On the control of small-scale heterogeneity and (spatially variable) diffusion on mixing-limited reactions in unsaturated soils

Soils are characterized by structural components on multiple spatial scales, originating from soil formation processes, soil-plant interactions, microbial activity and management operations. This leads to local heterogeneities for almost all measurements of physical, chemical and biological state variables. This includes the diffusion process, which is known to be affected by the tortuosity, and therefore the water content. Also, biochemical reactions in soils appear to be highly variable in space and time. Yet, the identification of the main controlling factors of the dynamic of reaction rates in unsaturated porous media remain partial.
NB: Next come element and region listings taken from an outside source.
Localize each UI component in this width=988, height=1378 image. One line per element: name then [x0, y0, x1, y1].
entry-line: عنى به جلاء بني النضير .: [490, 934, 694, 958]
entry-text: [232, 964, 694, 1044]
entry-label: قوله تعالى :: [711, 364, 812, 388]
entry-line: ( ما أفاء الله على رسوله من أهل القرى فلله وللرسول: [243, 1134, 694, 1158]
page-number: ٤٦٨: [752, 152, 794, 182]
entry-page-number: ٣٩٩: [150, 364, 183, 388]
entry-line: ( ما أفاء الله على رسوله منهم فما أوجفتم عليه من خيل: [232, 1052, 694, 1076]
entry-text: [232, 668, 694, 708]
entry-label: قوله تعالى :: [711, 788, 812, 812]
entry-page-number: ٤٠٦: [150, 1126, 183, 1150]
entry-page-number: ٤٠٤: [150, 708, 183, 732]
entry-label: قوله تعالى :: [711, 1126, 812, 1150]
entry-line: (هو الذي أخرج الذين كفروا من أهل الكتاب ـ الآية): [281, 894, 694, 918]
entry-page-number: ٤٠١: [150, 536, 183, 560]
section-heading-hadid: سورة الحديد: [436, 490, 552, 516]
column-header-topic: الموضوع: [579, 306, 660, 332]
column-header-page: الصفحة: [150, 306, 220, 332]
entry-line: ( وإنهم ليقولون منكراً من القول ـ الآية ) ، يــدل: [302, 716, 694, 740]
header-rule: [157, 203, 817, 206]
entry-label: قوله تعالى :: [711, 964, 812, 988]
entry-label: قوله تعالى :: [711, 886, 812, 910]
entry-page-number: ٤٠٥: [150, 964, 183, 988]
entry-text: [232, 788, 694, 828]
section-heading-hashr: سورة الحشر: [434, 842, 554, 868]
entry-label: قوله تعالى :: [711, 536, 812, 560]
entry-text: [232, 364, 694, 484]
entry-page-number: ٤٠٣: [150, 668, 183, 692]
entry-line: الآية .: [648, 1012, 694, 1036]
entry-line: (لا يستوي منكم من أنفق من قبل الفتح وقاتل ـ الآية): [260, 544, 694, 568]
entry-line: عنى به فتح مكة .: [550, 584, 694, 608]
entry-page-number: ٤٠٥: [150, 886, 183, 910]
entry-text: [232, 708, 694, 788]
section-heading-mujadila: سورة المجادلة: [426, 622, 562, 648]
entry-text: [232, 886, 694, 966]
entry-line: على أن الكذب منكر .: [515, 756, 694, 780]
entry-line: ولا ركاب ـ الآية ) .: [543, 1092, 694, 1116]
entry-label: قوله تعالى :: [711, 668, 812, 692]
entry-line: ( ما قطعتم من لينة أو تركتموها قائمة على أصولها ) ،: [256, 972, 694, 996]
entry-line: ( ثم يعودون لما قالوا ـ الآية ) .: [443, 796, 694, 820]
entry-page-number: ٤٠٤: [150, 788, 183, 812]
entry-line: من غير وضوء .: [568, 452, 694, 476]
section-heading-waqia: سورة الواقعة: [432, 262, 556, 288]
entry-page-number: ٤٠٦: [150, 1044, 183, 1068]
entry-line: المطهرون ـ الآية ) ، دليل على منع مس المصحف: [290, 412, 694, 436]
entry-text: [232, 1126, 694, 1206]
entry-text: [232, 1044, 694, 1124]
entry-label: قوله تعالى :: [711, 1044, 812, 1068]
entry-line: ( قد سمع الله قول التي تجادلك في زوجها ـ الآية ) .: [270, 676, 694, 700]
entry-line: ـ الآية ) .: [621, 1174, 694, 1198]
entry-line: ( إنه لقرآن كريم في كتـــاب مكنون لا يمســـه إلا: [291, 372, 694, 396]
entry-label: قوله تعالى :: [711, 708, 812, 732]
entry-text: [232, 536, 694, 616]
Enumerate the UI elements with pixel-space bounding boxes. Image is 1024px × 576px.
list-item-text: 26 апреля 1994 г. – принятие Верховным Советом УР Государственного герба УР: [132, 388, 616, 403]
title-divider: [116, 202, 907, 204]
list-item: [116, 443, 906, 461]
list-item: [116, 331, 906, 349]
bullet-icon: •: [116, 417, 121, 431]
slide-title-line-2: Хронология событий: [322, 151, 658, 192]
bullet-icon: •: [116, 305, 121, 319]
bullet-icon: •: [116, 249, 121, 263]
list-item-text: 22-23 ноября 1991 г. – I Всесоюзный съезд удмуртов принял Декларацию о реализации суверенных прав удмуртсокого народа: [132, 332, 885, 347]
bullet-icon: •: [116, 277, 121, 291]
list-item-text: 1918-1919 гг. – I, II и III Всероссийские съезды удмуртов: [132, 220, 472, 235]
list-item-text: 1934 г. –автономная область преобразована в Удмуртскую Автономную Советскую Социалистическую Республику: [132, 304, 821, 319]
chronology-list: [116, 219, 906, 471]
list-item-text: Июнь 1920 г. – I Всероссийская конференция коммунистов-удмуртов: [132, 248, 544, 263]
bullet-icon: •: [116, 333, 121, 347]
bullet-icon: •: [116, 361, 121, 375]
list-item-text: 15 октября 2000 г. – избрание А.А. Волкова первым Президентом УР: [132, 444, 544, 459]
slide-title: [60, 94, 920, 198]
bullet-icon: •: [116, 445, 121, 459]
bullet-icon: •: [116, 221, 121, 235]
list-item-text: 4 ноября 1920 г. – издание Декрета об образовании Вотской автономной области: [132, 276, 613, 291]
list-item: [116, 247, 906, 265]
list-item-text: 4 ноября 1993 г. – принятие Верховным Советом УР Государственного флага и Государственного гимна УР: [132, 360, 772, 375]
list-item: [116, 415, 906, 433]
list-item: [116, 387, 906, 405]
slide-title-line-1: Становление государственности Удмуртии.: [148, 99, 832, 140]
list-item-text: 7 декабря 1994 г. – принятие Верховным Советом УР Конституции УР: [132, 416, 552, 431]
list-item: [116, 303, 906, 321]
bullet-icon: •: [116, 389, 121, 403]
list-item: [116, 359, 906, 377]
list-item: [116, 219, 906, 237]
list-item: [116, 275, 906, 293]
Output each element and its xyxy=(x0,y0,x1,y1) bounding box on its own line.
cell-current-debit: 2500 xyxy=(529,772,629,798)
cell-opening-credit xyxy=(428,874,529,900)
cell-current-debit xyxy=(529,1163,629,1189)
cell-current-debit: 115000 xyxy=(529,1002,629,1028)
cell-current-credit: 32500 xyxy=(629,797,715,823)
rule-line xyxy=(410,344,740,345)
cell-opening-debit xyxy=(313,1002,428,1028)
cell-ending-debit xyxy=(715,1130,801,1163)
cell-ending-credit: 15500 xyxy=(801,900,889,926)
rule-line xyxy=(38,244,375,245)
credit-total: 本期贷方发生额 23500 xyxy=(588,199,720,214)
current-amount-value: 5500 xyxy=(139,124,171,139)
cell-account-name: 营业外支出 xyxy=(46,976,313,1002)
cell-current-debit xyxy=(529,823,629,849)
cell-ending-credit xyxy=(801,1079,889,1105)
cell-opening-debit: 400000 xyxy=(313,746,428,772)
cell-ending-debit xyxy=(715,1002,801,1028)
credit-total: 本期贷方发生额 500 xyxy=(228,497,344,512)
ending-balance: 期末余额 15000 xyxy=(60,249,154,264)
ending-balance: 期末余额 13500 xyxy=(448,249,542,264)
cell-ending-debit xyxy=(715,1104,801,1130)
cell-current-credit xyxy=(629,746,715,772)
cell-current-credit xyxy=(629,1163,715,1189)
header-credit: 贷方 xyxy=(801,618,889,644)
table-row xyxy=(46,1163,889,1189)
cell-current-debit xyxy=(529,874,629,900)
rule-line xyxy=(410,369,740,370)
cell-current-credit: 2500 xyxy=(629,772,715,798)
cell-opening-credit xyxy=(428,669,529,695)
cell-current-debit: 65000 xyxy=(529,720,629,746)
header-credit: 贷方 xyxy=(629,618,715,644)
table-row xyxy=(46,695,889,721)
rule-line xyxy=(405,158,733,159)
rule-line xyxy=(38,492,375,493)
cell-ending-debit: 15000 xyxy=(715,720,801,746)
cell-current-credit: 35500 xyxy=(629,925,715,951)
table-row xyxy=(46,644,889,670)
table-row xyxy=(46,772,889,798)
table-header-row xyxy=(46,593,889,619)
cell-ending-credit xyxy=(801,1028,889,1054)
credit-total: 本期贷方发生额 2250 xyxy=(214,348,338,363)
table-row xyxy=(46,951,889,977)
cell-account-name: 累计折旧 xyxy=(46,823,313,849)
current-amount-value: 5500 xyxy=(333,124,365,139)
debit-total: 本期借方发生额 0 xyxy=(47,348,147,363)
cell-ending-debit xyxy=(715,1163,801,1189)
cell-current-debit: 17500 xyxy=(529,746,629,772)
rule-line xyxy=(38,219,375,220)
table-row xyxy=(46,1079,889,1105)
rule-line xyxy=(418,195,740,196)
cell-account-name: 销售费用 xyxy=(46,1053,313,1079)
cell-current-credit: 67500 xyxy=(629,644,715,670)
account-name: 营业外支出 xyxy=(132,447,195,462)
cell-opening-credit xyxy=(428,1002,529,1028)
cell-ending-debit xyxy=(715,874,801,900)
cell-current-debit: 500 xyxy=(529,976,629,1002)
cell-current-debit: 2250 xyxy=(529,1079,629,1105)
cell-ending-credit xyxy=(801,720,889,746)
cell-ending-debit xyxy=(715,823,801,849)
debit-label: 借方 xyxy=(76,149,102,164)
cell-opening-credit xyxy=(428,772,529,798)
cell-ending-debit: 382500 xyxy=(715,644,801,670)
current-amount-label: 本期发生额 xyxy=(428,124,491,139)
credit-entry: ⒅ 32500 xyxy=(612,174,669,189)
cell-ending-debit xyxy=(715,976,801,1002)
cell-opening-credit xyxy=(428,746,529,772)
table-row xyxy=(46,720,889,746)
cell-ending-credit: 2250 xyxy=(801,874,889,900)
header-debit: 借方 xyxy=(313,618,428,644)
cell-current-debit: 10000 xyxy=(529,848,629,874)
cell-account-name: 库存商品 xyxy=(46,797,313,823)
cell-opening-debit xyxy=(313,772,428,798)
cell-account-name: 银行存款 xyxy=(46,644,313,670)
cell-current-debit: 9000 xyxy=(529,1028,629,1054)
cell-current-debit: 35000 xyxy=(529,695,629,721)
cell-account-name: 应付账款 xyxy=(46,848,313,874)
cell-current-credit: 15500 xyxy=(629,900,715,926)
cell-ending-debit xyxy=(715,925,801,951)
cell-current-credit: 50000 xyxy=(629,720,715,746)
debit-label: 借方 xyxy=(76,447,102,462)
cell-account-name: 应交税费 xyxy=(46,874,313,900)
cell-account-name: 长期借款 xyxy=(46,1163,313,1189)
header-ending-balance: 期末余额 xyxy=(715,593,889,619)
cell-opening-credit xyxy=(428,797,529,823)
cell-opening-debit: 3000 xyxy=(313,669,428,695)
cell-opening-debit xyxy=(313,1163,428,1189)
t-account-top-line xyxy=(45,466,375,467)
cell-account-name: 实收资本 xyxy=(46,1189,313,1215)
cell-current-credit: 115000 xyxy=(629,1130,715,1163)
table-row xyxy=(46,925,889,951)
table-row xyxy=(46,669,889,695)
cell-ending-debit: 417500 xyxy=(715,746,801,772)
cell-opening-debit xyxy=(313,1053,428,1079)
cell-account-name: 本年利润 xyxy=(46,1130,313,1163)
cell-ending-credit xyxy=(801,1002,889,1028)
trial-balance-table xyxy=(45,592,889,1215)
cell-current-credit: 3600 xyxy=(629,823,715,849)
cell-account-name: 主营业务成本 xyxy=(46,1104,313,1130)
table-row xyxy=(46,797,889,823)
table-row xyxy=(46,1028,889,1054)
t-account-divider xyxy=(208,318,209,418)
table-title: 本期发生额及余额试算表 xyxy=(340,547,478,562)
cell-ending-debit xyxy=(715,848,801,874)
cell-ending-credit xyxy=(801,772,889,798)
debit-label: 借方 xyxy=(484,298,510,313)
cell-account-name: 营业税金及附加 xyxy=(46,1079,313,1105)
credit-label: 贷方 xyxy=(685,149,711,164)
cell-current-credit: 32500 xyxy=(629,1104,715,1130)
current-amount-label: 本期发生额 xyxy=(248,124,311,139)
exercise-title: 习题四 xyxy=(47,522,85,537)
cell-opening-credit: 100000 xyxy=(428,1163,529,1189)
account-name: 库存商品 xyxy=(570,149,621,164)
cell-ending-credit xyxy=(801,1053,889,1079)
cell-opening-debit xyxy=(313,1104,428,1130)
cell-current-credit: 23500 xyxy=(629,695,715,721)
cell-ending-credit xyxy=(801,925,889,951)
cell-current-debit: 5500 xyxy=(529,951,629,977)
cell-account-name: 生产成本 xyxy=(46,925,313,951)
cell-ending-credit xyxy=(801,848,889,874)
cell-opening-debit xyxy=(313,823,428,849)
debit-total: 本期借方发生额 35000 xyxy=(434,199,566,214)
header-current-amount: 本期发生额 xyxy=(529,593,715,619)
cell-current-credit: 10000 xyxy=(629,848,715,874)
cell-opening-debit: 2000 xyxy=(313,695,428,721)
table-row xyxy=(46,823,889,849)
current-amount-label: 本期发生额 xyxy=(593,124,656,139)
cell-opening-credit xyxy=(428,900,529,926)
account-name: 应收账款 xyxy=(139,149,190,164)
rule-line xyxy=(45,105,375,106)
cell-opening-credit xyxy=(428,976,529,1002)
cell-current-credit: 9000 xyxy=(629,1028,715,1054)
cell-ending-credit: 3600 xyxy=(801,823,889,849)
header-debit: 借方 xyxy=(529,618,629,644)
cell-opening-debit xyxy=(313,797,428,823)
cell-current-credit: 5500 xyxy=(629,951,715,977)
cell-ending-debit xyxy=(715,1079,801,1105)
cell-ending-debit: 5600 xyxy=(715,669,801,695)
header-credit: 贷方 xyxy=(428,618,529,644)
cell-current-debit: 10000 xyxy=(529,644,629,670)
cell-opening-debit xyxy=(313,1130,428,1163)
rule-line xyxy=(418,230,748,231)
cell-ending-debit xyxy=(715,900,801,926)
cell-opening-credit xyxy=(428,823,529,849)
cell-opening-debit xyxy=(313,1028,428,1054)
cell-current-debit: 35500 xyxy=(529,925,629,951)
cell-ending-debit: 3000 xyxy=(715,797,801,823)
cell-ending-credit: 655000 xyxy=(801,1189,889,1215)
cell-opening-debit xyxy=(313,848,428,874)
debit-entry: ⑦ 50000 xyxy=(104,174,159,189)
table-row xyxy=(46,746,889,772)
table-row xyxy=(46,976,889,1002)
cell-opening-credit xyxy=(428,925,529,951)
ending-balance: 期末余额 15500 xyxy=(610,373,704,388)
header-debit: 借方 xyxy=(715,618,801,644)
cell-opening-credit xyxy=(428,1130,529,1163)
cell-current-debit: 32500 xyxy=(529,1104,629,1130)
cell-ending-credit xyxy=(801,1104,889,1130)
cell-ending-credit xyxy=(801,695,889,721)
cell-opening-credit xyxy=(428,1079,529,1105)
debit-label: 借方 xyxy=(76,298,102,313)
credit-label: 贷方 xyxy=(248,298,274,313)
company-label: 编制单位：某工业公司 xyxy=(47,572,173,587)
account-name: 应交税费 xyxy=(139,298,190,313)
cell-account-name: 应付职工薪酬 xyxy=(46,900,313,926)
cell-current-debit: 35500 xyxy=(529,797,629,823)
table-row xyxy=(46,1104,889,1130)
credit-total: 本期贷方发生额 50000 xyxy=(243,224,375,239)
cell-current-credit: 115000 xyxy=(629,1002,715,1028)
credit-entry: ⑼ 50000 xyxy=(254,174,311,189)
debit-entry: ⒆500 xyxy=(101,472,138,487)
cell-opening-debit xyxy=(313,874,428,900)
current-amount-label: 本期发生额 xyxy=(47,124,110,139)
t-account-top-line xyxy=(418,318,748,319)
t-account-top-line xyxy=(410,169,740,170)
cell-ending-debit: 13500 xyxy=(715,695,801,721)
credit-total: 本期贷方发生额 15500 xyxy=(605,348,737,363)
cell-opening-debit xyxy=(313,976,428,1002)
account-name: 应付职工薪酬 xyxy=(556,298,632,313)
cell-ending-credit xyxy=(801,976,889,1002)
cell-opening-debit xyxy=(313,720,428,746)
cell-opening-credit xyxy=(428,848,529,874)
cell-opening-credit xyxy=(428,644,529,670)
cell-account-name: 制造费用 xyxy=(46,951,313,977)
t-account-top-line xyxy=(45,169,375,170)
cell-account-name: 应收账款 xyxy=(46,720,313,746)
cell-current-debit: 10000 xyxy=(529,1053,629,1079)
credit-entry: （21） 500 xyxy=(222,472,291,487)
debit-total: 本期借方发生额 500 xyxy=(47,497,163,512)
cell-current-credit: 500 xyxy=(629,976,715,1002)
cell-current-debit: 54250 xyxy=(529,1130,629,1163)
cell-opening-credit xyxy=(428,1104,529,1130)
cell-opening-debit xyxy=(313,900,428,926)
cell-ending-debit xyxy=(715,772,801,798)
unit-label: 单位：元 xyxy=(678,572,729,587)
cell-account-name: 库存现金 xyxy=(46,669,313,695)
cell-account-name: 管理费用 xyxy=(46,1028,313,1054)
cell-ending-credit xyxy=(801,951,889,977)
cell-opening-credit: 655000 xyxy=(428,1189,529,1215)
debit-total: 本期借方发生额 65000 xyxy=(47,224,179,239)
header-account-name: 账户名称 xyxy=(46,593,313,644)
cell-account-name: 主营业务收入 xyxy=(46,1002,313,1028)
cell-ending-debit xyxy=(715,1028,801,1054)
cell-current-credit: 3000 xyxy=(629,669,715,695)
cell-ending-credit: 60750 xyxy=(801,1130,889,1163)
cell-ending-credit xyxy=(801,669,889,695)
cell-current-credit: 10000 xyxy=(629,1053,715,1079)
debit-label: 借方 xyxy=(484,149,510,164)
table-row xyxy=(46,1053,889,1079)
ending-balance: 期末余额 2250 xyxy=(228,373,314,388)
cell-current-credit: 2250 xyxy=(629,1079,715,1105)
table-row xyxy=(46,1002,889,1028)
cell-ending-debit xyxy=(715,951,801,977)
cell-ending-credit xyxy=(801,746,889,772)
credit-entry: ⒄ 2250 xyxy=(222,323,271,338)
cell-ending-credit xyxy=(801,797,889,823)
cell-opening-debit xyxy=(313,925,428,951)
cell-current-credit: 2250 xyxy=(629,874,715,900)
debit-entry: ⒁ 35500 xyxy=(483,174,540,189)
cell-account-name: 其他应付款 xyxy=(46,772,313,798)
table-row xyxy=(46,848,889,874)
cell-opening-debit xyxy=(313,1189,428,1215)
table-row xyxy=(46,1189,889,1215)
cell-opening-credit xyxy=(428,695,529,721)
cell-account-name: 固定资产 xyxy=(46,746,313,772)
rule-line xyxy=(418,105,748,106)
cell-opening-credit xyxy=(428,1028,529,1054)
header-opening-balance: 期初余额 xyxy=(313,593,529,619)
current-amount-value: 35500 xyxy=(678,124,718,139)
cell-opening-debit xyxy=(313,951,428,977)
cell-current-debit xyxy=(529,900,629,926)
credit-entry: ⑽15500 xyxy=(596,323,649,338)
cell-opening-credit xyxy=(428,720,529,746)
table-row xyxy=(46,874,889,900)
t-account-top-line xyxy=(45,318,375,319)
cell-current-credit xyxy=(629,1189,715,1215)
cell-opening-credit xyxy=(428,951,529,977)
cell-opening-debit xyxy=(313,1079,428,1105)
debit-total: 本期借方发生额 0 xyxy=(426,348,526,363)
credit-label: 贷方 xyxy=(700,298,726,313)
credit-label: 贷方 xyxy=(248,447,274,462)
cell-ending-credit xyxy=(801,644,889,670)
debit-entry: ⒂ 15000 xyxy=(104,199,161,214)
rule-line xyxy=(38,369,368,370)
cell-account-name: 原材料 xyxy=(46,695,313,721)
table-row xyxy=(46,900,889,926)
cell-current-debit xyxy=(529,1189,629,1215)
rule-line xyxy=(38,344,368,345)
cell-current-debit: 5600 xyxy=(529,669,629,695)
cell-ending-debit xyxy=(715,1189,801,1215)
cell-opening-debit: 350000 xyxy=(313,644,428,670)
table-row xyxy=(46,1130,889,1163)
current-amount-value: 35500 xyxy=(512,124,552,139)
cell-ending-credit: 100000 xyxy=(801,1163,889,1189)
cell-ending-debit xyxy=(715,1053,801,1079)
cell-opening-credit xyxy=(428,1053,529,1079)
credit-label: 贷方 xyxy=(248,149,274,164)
Studying biochemical reaction in real-world soil-plant-atmosphere systems is highly challenging since the true underlying structures can never be absolutely known. For this, it is appealing to employ synthetic experiments. In this study, we consider a simple A+B à C reaction and investigate the potential impact of small-scale heterogeneity, infiltration fluxes and diffusion on apparent reaction rates in a series of synthetic soils geostatistically described by the Miller-Miller theory. Reactive transport is solved using the random-walk particle-tracking approach to properly account for dispersion and mixing conditions.

Results indicates a synergetic control of the intensity of soil heterogeneity, the Peclet number and the spatial variability of the (tortuosity-dependent) diffusion coefficient on mixing conditions, which has a great impact on effective reaction rates and on the formation of hot-spots and hot-moments. The initial location of the reactants appears to also condition the mixing state of the system and, therefore, the dynamic of reactions. We illustrate then the high complexity of reactive systems in unsaturated soils, which makes the use of average macroscopic reaction rates (as in most agriculture, environmental and geoengineering models) at least questionable.